Independent Tasmanian senator Jacqui Lambie has sent a strong message to the Liberal Party ahead of tax cut negotiations: get rid of Tasmania's public housing debt.
In a video message, Ms Lambie included ridding Tasmania of its $157 million public housing debt among her priorities when entering negotiations for her vote in the Senate.
"I want that public housing debt removed, that's my first step," Senator Lambie said in the video.
"This isn't about doing deals, this is about doing the moral, right thing to do."
In other news:
The Senate is currently voting on income tax cuts, with Senator Lambie controlling a key vote on the matter.
Federal Finance Minister Mathias Cormann said in a statement that the Morrison Government was "always happy to engage with senators in relation to issues of concern to them and their constituents".
"We will be putting our plan for lower income taxes to the Senate tomorrow [July 4]," he said.
Senator Lambie said she was "sick and tired" of the state government paying $15 million of the $30 million in Commonwealth funding straight back to the government to clear the state's housing debt.
"If we continue paying this debt off the way we are doing, it's going to be another 23 years that every year for the next 23 years we're going to be giving half of that money straight back to the federal government," she said.
Tasmanians know a thing or two about having to hand back half of every dollar to the Fed Govt to cover our $157 million social housing debt. So before we talk tax relief for rich people let's talk about debt relief for Tassie. #auspolpic.twitter.com/Y3MqCF73Kq— Jacqui Lambie (@JacquiLambie) July 3, 2019
State Housing Minister Roger Jaensch is currently engaged in talks with federal Housing Minister Michael Sukkar to clear Tasmania of its $157 million housing debt.

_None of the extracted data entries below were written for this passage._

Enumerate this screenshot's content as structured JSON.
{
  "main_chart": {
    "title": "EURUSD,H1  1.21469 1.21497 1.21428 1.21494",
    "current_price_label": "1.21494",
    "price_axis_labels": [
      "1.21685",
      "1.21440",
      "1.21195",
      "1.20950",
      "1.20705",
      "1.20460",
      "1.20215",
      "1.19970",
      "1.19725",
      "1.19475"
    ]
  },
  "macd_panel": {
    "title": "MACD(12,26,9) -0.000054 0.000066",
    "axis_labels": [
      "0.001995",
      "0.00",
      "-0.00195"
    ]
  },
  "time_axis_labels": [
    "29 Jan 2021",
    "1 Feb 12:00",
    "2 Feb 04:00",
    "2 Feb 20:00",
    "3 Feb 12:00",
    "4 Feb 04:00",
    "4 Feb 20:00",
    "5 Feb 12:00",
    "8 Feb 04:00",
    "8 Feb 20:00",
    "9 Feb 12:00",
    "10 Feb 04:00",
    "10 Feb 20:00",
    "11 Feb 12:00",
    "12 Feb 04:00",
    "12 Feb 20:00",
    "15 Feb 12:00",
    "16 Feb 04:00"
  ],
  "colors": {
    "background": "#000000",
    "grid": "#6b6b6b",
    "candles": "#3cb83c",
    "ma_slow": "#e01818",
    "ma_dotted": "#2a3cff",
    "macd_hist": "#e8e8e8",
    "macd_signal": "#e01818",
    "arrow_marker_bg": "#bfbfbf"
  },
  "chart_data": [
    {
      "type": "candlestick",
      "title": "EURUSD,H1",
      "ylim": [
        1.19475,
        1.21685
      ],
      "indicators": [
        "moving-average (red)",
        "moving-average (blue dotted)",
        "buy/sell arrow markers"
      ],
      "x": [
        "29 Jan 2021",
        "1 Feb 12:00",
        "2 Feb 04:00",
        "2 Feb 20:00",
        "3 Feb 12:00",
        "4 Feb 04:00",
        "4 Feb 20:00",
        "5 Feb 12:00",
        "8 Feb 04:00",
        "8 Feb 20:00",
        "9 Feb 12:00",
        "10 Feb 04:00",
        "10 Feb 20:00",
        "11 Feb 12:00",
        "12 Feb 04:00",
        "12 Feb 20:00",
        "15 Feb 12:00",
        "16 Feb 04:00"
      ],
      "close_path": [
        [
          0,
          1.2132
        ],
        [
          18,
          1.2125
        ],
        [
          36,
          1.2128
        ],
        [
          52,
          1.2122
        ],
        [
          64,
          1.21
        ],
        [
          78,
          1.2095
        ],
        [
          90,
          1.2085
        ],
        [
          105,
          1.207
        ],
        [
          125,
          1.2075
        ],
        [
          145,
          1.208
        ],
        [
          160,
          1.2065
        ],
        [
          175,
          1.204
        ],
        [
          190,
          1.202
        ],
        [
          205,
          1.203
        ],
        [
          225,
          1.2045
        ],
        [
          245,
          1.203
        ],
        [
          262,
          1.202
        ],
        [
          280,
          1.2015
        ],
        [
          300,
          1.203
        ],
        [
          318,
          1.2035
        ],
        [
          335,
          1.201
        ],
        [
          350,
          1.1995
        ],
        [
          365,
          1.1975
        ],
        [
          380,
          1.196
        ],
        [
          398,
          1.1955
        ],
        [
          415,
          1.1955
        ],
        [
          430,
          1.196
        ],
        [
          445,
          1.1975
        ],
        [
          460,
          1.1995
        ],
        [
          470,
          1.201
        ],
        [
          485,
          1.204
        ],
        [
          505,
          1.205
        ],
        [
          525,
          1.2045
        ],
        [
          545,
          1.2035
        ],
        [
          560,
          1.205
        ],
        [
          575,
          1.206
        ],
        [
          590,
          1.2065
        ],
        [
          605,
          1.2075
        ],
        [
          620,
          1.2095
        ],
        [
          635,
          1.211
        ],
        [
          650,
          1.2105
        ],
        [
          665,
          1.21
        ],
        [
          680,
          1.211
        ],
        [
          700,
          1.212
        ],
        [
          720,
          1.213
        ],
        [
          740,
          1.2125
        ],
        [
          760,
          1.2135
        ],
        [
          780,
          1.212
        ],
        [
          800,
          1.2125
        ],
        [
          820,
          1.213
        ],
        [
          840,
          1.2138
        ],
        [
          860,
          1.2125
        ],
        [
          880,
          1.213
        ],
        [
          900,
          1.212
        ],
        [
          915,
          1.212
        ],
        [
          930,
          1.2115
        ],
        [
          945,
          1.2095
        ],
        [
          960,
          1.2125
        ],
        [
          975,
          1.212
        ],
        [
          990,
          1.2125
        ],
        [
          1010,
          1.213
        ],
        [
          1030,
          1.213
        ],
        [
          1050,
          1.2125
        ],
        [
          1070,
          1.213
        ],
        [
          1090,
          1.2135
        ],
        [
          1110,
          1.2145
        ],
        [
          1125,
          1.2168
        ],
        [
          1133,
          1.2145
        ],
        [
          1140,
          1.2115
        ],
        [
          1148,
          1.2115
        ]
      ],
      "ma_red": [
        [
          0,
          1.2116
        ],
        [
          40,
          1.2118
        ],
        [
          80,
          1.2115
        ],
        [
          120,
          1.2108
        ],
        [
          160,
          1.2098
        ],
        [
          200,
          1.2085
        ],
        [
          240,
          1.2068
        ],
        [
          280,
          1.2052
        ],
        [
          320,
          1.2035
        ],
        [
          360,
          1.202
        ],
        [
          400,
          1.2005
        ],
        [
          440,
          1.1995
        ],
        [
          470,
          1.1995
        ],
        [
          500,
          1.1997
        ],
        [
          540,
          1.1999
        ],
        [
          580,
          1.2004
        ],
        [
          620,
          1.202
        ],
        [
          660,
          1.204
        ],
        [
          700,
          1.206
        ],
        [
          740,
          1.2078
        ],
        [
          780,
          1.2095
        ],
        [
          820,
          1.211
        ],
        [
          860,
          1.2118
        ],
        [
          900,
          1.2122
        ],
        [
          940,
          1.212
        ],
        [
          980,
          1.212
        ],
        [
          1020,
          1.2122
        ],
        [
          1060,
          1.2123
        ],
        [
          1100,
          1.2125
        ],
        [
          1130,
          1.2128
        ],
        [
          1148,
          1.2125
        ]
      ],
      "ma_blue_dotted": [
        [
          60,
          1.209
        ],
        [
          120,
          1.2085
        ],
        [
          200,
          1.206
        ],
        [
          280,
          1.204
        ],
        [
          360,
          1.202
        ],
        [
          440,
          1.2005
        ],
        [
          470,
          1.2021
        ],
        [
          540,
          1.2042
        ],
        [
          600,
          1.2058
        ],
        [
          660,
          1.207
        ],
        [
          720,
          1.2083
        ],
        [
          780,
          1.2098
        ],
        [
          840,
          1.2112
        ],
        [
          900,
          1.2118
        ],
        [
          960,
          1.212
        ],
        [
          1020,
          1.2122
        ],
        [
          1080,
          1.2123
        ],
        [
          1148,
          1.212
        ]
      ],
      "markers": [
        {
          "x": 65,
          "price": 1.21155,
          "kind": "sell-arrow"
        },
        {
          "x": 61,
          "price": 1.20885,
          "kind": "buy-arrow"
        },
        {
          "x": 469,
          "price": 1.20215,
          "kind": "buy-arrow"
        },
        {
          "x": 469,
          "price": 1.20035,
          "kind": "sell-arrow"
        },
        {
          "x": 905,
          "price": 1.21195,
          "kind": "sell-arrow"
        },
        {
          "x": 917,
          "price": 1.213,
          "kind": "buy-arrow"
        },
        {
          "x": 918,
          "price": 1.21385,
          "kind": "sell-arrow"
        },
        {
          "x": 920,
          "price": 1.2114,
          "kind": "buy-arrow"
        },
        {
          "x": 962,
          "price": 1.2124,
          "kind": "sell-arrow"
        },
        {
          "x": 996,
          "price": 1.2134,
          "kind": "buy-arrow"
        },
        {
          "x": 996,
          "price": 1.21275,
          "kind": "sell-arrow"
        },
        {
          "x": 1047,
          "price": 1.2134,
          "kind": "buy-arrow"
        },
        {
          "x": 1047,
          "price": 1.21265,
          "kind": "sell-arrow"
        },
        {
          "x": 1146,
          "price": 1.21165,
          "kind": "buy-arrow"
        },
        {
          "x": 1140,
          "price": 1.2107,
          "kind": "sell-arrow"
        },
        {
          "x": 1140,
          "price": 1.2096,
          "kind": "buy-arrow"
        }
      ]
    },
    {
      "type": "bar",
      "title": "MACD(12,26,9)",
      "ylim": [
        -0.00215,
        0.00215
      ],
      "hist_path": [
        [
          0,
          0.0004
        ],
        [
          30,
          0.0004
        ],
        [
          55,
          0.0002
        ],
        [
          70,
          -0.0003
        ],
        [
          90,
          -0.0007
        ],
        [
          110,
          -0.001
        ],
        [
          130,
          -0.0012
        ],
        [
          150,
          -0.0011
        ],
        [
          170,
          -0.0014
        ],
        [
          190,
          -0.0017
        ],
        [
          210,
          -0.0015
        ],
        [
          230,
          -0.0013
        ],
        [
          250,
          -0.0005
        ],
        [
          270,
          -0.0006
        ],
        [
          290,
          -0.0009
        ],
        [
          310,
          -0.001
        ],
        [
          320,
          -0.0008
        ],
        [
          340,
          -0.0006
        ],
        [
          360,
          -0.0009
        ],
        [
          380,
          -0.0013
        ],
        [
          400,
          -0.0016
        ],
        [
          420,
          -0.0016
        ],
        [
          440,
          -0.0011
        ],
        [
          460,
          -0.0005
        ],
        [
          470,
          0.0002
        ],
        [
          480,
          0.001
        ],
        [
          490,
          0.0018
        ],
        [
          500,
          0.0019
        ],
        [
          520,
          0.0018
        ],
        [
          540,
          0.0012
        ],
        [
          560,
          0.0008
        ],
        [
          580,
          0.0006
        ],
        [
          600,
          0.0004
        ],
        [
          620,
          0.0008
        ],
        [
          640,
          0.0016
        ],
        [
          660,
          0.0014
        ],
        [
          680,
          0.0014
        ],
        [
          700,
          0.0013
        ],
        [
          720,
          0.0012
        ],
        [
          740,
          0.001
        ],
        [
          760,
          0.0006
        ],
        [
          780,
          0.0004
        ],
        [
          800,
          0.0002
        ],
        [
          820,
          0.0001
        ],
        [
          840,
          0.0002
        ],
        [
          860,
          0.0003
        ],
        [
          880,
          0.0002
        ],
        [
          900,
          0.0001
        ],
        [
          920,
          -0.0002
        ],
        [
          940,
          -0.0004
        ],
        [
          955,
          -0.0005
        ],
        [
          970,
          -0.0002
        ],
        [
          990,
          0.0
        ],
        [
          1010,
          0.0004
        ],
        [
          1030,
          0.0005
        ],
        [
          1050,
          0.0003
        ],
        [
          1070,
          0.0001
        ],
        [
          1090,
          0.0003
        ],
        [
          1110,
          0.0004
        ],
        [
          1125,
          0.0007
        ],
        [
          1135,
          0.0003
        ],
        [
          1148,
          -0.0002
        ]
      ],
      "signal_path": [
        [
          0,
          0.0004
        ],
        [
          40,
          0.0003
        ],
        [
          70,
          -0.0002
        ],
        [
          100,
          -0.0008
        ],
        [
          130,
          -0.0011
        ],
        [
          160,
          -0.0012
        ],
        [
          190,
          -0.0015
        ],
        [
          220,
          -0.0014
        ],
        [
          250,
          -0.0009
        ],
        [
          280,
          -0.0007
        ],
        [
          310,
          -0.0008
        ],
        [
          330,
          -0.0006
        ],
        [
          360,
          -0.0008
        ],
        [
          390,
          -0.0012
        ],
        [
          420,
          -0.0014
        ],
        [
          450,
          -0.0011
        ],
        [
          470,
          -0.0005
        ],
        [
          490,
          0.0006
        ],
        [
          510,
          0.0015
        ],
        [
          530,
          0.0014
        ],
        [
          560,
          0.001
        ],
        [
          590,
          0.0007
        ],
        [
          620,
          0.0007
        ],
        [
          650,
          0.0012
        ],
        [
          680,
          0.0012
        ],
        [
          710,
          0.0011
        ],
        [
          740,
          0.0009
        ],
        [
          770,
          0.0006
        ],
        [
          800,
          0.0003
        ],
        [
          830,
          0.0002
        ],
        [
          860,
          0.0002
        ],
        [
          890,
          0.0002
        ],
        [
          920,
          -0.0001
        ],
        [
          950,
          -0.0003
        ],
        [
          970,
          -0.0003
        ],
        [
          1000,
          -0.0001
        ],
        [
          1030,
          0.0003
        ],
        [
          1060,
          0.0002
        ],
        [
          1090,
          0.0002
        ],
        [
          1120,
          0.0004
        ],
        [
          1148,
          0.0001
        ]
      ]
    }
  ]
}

Mr Sukkar, however, has noted that should the federal government clear Tasmania of its debt, then other states could make similar requests.
Senator Lambie noted that finding homes for the nearly 3000 Tasmanians on the public waiting list was another important consideration in her negotiations on tax cuts.
"They need a roof over their heads - they shouldn't be living in their cars and they shouldn't be living in tents," she said.
"I'm sick of and tired of seeing the families in those rural and regional areas who are doing the toughest of all continually falling through the cracks, it has to stop."
Senator Lambie said it was "frightening" that those on age pensions and Newstart would not receive a tax cut. The bill would have $1000 returned to taxpayers earning up to $90,000 a year.